US Senate approves ENDA religious protections before key Nov 7 vote

Not everyone is happy with the amendment

The US Senate will put ENDA to the vote Nov 7. Credit: wikipedia.org

In a Nov 6 voice vote, the US Senate approved an amendment to anti-discrimination legislation, providing protections for religious organizations who might not want to employ people because of their sexual orientation or gender identity, WNCN reports.  

The amendment was brought by Republican senators Rob Portman and Kelly Ayotte. A report in The Hill quotes Portman as saying that the protections ensure that religious bodies can conduct their business "according to their deeply-held beliefs." Republican Senator Pat Toomey intends to introduce another amendment Nov 7 that would include a broader range of groups under the protections.

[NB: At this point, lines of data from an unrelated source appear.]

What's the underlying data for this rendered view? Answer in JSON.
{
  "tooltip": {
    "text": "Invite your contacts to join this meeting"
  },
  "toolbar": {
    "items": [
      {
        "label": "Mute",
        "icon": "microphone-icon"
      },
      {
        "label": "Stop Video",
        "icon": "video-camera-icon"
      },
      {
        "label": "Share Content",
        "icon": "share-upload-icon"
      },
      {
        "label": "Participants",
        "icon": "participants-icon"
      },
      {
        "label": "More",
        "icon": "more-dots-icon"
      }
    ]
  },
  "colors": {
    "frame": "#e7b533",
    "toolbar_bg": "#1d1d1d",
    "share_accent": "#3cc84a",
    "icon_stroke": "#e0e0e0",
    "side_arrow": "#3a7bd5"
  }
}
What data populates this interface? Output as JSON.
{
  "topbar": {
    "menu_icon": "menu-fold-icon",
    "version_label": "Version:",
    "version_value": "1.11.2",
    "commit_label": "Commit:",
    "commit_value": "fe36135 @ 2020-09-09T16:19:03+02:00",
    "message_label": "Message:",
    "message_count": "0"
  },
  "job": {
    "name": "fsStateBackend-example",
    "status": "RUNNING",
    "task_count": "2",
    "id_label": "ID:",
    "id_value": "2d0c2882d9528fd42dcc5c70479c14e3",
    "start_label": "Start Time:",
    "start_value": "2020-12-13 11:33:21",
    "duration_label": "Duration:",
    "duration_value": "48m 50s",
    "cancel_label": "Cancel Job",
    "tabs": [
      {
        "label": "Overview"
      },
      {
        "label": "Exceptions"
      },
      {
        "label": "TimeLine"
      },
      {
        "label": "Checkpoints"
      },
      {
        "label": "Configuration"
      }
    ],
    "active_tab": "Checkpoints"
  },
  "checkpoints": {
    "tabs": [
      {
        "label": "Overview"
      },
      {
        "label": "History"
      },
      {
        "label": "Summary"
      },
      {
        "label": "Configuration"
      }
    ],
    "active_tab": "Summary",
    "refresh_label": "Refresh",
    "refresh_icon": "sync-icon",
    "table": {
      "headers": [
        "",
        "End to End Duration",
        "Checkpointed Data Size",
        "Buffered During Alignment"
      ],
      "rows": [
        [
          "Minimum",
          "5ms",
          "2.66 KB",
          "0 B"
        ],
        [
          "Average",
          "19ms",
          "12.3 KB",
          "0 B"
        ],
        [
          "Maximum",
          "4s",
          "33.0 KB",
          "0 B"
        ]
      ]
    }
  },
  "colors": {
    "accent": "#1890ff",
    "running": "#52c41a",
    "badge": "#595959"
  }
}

Earlier in the week, the Senate voted 61 to 30 for cloture on the Employment Non-Discrimination Act (ENDA), circumventing a potential filibuster by the measure's opponents and paving the way for a final vote in the chamber Nov 7. ENDA would prohibit employers from discriminating against workers based on their sexual orientation or gender identity.

The Huffington Post's Michelangelo Signorile is not happy with the changes attached to the legislation.

In a Nov 6 opinion piece, Signorile reminds that such exemptions have been part of the anti-discrimination measure since the 1990s and says it's a compromise that LGBT people shouldn't "settle for anymore" in 2013.

Even if ENDA makes it through the Senate, the chances of it having the same fate in the House are slim to none. But Senate Majority Leader Harry Reid is not convinced that all is lost regarding a House vote, even as House Leader John Boehner has reiterated his opposition to the legislation.

According to The Washington Blade, Reid appeared optimistic that a critical mass of House Democrats would vote for ENDA, saying that only "a handful" of Republicans is needed to pass the measure.